In the last Winter Olympics, NBC only featured short online VOD clips. This year, NBC is streaming the all of the Olympic events, and also streaming via iPad App. That's a very strong indicator of the future of TV as a digital medium.

I'm not saying that because online viewership is taking over TV. In fact, TV viewership is doing just fine -- which is why TV continues to solidify its central role in the marketing plan. But more than ever, TV viewership is impacted by online engagement. That picture emerges when you look to the NBC research on the 2012 Olympics that bolstered its move for its current digital Olympics streaming. As the New York Times reports:

[NBC] research from the London Games found that the more devices on which people watched the Olympics, the more they watched television.

Someone watching the Olympics only on television breathed in 4 hours 19 minutes of coverage daily, according to the research. Add a personal computer or a laptop, and TV consumption rose to 4:28.

With a mobile phone added, TV viewing rose to five hours, and with a tablet tossed in, the average time watching TV shot up to 6:07.

It's not just the Olympics that show the online/offline relationship, either. Golf seems to show a similar trend. So do major TV shows -- with Netflix binge watching a possible key factor in record-breaking TV season premier viewerships of both Mad Men and Breaking Bad. People get hooked (or more deeply hooked) on a show through online channels, and then engage with them further on TV. Meanwhile, social media have long been cited as a key factor in the shows TV viewers watch.

This has a lot of ramifications for the business of advertising on TV, most critically around measurement and ratings. The industry is making real progress on making apples-to-apples comparisons between TV and digital formats -- like Nielsen OCR. But while that kind of comparison is critical, we'll need to push harder on analytics that go deeper online to understand how TV programming and digital channels interact. I'd say Twitter is a real leader here -- especially with developments like Twitter Nielsen TV ratings, which measure Twitter engagement around TV shows.

But Twitter/Nielsen is just the beginning -- both for Twitter, and for the advertising business overall. Cross-channel analytics and dashboarding that lets advertisers use digital numbers to drive TV spend is going to be an explosive area over the next few years.

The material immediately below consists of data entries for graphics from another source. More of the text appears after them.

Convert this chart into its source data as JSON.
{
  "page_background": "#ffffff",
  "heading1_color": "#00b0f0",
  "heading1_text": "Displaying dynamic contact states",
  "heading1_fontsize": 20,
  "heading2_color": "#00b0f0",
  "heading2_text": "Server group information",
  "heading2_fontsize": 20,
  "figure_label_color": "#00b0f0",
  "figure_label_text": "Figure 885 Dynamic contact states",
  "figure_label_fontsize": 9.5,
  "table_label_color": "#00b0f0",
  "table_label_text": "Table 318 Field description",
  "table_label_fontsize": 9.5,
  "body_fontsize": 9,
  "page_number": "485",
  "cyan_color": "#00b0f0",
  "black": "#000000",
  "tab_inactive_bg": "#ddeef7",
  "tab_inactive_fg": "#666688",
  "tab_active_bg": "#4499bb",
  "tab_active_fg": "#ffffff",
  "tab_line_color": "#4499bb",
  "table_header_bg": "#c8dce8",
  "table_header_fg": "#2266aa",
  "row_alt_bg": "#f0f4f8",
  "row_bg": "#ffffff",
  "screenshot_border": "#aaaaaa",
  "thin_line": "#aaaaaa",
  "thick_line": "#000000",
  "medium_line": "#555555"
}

There are also huge implications here for TV planning cycles. If online channels emerge overnight, and those same online channels are impacting online viewership, then planners will inevitably be reassessing inventory a lot more frequently. Yearly plans could go bi-annual; bi-annual plans could become a quarterly affair.
Put a little differently, I think the question for the media community to ask isn't whether TV or the Internet will win the video race, long-term. I think it's clear the TV will be the focal point of advertising for a good, long time. But TV is becoming one of many digitally-influenced channels. The question for TV marketing will be: how well can we integrate TV's digital side?

Whoever answers that question right, wins the gold.